Former Mariners reliever central to Teoscar Hernández trade is calling it a career

His 2022 surge helped power the Mariners back to October and convinced Toronto to pay up.
Toronto Blue Jays v Philadelphia Phillies
Toronto Blue Jays v Philadelphia Phillies | Hunter Martin/GettyImages

Erik Swanson was never the loudest name in any blockbuster, but he always seemed to be standing right next to the headline. For Seattle Mariners fans, his career is tied to one of the more memorable “win-now” swings of the last decade — the trade that brought Teoscar Hernández to Seattle and shipped Swanson to Toronto as the key bullpen piece going the other way. 

On Nov. 20, the right-hander stepped out of that supporting-cast role one last time, announcing on Instagram that he’s retiring from professional baseball and closing the book on a sneaky eventful seven-year run in the majors.

Erik Swanson retires after quietly shaping Mariners and Blue Jays bullpens

It’s a fittingly understated exit for a pitcher who made a living in the margins where front offices build contenders. Swanson’s name popped up over and over again in the transaction crawl: part of a deal involving Carlos Beltrán early in his career, later included in the package that sent James Paxton to the Yankees, and eventually headlining the return when the Blue Jays moved Hernández to Seattle. You don’t get moved that many times unless teams are convinced you can help them win — and for a pretty solid stretch, Swanson absolutely did.

The version Mariners fans will hang onto is the 2022 Erik Swanson, the year he finally stopped bouncing between roles and just became a problem for opposing hitters. Once Seattle committed to him in the late innings, he started blowing guys up with that riding four-seamer and a splitter that fell off the table at the last second. The result was one of the filthiest relief seasons in the league — a 1.74 ERA and a steady hand in a bullpen that helped nudge the Mariners back into the postseason picture.

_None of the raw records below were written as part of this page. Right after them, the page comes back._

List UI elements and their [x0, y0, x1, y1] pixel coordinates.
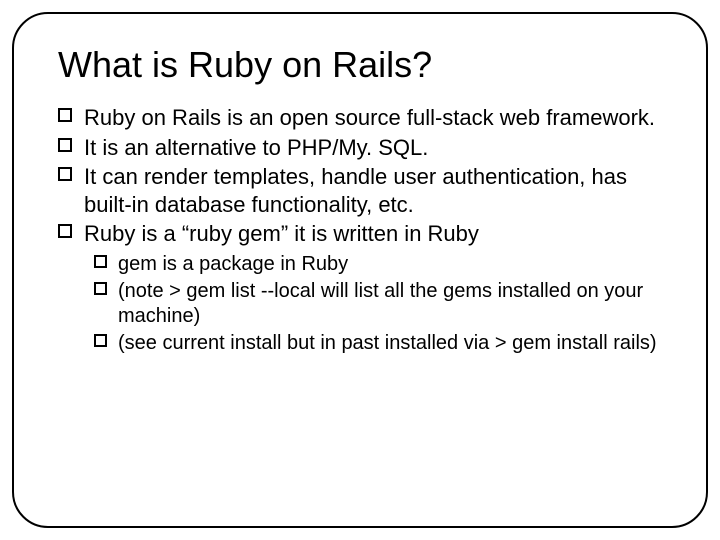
bullet-text: Ruby is a “ruby gem” it is written in Ru…: [84, 221, 479, 246]
checkbox-icon: [94, 334, 107, 347]
checkbox-icon: [58, 167, 72, 181]
list-item: Ruby is a “ruby gem” it is written in Ru…: [58, 220, 662, 356]
bullet-text: (see current install but in past install…: [118, 332, 657, 354]
bullet-text: It can render templates, handle user aut…: [84, 164, 627, 217]
checkbox-icon: [58, 108, 72, 122]
list-item: It can render templates, handle user aut…: [58, 163, 662, 218]
checkbox-icon: [58, 224, 72, 238]
sub-bullet-list: gem is a package in Ruby (note > gem lis…: [84, 252, 662, 356]
slide: What is Ruby on Rails? Ruby on Rails is …: [0, 0, 720, 540]
list-item: Ruby on Rails is an open source full-sta…: [58, 104, 662, 132]
checkbox-icon: [58, 138, 72, 152]
checkbox-icon: [94, 282, 107, 295]
list-item: It is an alternative to PHP/My. SQL.: [58, 134, 662, 162]
bullet-text: Ruby on Rails is an open source full-sta…: [84, 105, 655, 130]
list-item: (see current install but in past install…: [94, 331, 662, 356]
bullet-text: gem is a package in Ruby: [118, 253, 348, 275]
bullet-text: (note > gem list --local will list all t…: [118, 280, 643, 327]
slide-frame: What is Ruby on Rails? Ruby on Rails is …: [12, 12, 708, 528]
list-item: gem is a package in Ruby: [94, 252, 662, 277]
bullet-list: Ruby on Rails is an open source full-sta…: [58, 104, 662, 356]
bullet-text: It is an alternative to PHP/My. SQL.: [84, 135, 428, 160]
list-item: (note > gem list --local will list all t…: [94, 279, 662, 329]
checkbox-icon: [94, 255, 107, 268]
slide-title: What is Ruby on Rails?: [58, 44, 662, 86]
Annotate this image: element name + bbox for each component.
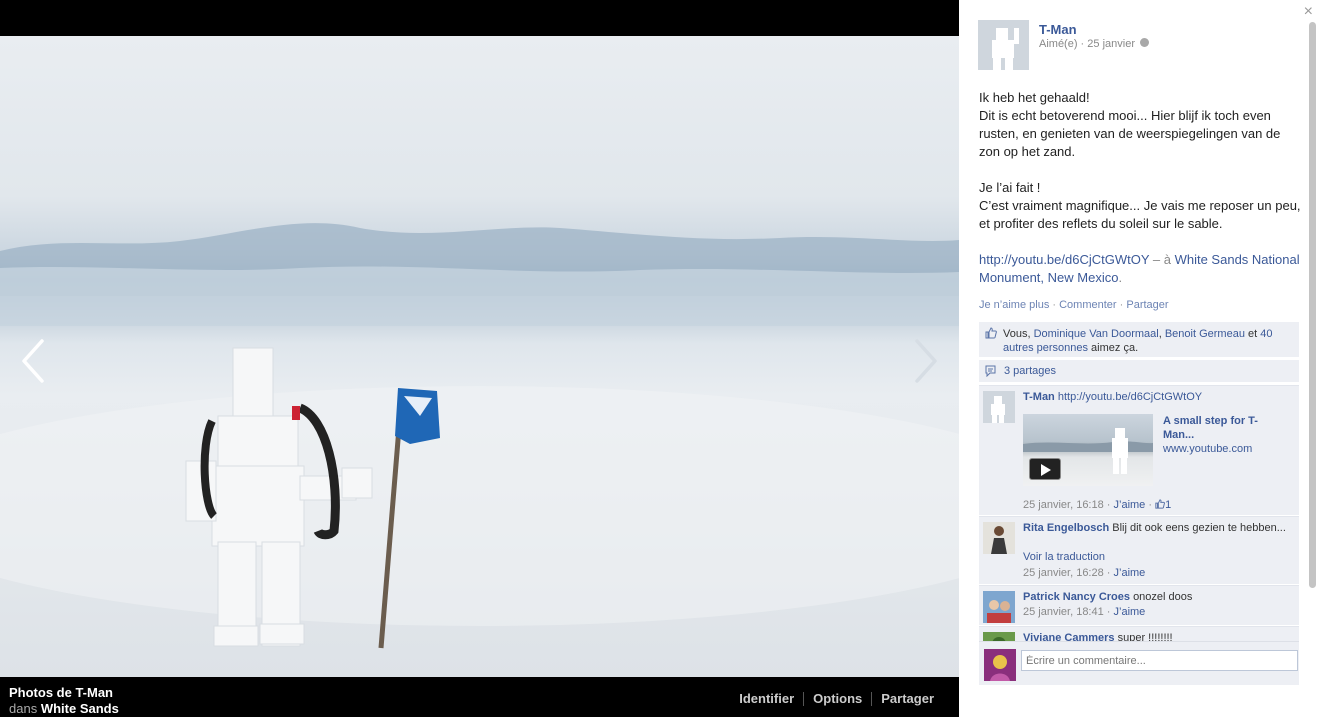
previous-photo-button[interactable] — [18, 338, 48, 384]
post-text-nl: Ik heb het gehaald! Dit is echt betovere… — [979, 90, 1281, 159]
shares-link[interactable]: 3 partages — [1004, 365, 1056, 377]
author-name[interactable]: T-Man — [1039, 22, 1077, 37]
comment-date[interactable]: 25 janvier, 16:28 — [1023, 567, 1104, 579]
post-link-sep: – à — [1149, 252, 1175, 267]
unlike-link[interactable]: Je n’aime plus — [979, 299, 1049, 311]
avatar-image — [978, 20, 1029, 70]
chevron-left-icon — [22, 339, 44, 383]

Swanson’s run in Toronto drove home how unforgiving life can be for modern relievers. The Blue Jays leaned on him for leverage innings and traffic-heavy situations, but over time the mileage started to catch up. A balky arm and a right forearm issue threw his 2025 completely off schedule. He began the season on the injured list, came back without his usual edge, and never really settled in before the club designated him for assignment after posting an inflated 15.19 ERA over six games.

Taken as a whole, though, Swanson’s career looks a lot better than that final line in Toronto. Over seven seasons with the Mariners and Blue Jays, he finished with an 11–16 record, a 4.20 ERA, and 281 strikeouts in 266 innings. He pitched in the postseason, helped shepherd the Mariners out of their rebuild and back into relevance, and filled exactly the role contenders are constantly searching for: a leverage reliever you can hand the ball to without flinching. He might not have been a closer with a marketing campaign, but managers kept giving him the phone when the game was on the line.

And that’s probably how he’ll be remembered in Seattle — not just as “the guy in the Teoscar trade,” but as one of the more successful bullpen projects of the franchise’s recent era, a reminder that player development wins can come from unexpected places. The Hernández deal never truly blossomed into the long-term win either side hoped for, but Swanson’s part of it underscored just how valuable a late-blooming reliever can be in a team’s competitive cycle.